While the creation of a new federal holiday is rare, an addition to the market closure calendar is even rarer. King’s birthday is the most recent holiday added to this list, but it didn’t happen for more than a decade after becoming a federal law. Until 1998, the day was marked with a minute of silence at noon, but trading continued.
If deciding to close for Juneteenth, the exchanges would need to formally amend their rules by adding June 19 to the list of dates trading is closed and submit those changes to the Securities and Exchange Commission, which Congress oversees. Because the change is administrative in nature, the exchanges would not need SEC approval for the amendment to take effect.
That said, the SEC can ultimately say “no.” Federal law gives it the authority to suspend rule changes if deemed necessary. If the SEC took that approach, it would need to explain the grounds for potential disapproval and offer the exchange a hearing over the proposed rule change before making the final decision.
Of the current holiday market closures, Labor Day is the second newest, added in 1887. Perhaps more than anything, the reason for how seldom holidays are added comes down to the role of exchanges in keeping markets open and capital moving in a country at the center of the global financial structure, and not in opposition to the reasons for the holidays.
In fact, the NYSE has removed more holiday closure dates in the last hundred years than it has added. Until 1953, the exchange closed all day for Lincoln’s birthday and Columbus Day.
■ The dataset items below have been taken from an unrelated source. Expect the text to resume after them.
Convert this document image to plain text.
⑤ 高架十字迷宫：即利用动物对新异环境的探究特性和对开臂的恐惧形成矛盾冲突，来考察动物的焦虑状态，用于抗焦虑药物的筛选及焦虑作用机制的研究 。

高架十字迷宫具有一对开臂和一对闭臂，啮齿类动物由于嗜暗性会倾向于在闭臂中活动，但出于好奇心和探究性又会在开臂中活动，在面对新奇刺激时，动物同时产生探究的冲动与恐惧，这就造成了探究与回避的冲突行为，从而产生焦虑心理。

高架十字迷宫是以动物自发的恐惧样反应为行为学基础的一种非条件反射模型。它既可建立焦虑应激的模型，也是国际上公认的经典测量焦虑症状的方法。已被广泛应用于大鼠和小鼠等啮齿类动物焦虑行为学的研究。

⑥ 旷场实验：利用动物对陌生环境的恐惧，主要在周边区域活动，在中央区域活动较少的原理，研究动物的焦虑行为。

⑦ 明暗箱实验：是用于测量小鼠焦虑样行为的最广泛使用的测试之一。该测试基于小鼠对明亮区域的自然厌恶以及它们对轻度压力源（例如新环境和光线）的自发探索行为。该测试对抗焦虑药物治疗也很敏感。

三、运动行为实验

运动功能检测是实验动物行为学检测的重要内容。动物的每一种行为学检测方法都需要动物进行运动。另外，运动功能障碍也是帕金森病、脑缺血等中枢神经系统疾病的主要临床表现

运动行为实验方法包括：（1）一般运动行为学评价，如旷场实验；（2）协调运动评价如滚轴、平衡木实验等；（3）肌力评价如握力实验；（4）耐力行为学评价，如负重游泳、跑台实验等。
For more than 80 years, the NYSE either closed for the full day or for two minutes on Veteran’s Day, but since 2007, the holiday has been acknowledged with a two-minute moment of silence before the start of an otherwise normal trading day.
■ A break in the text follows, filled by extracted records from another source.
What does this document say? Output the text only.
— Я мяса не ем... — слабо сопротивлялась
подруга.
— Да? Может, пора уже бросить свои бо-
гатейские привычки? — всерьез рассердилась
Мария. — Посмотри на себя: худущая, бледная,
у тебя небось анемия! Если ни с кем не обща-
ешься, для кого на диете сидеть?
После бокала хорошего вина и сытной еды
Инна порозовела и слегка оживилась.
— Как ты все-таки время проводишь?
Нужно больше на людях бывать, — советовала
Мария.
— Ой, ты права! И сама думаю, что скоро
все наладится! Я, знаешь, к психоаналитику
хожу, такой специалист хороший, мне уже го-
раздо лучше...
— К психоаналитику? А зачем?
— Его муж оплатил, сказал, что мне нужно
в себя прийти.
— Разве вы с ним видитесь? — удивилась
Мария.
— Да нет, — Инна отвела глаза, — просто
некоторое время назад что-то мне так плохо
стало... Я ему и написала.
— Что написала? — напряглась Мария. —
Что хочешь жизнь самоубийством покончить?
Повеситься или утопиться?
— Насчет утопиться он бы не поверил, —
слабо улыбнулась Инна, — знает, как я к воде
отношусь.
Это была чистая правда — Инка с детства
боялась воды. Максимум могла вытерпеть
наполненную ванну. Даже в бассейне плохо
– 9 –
It’s worth noting, a trading holiday does not need to be a federal holiday. For example, Lincoln’s birthday has never been a federal holiday, nor has Election Day, on which the exchange closed for every year until 1968. The trading holiday on Memorial Day began before it was a federal holiday, though a similar situation is hard to imagine today. The only current market closure that isn’t also a federal holiday is Good Friday and that tradition stretches back to the exchange’s beginning, long before the SEC existed.